Andrea Siotto | When data online is a complete mess.

When data online is a complete mess.

Sometimes we find data gems that are unusable for analysis or even unfriendly for research. One of such gems is the lifelong labor of love of https://www.joebaugher.com/. Well hidden behind a 1990s façade is a lifelong project to document all the serial numbers of military aircrafts produced in the U.S. from 1908 to now. Meticulous years of research created a beefy archive of serial numbers, often annotated with very useful commentaries on the life of the airplane and his fate.

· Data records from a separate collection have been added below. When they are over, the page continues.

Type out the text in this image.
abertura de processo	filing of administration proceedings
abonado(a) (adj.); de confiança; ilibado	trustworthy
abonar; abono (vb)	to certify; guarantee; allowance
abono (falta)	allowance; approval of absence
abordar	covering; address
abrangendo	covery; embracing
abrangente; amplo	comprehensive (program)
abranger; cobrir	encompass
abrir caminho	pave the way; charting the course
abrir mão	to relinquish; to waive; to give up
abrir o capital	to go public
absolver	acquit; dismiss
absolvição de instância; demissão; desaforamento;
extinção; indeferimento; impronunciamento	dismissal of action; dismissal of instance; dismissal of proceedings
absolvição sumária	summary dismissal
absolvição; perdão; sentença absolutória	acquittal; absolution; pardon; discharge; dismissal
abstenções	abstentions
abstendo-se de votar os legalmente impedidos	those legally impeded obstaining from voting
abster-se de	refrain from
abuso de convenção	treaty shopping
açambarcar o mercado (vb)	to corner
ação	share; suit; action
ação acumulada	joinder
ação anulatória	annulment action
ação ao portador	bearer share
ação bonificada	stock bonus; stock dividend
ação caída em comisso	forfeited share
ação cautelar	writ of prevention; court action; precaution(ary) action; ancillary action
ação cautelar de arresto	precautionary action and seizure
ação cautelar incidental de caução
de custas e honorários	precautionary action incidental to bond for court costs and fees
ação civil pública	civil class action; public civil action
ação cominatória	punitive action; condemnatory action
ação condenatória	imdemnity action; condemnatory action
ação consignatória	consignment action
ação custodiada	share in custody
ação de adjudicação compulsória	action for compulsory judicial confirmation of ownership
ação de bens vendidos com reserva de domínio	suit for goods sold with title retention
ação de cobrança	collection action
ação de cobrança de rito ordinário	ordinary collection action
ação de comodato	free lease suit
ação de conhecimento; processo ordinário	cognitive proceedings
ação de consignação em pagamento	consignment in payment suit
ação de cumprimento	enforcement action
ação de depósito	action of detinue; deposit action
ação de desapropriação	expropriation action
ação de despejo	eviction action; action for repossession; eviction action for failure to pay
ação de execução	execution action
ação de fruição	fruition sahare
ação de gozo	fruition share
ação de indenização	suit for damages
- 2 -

The data, however, is less than friendly. There is not any trace of modern standards and not only it is presented like a 1980s published data report, but it even escapes the normal html tag system with a baffling use of the <pre> tag. Clearly the rationale is to maintain the formatting of some kind of .txt or word file.

The organization of the Data by visual indentation.

If we want to organize the data in a coherent and clean way, we have to do TEXTSCRAPING! Ah, the lovely nightmare of teach a computer to read formatting designed for human eyes and brains!

The whole archive is organized logically, but only by visual indentation. Blocks of content can pertain to a single serial number or to a bunch of them grouped together. Lines in these blocks can be commentary on the whole block or descriptions of a single serial, which can be single line or multiline. Years are sometimes at the top of the page, some other times they are not.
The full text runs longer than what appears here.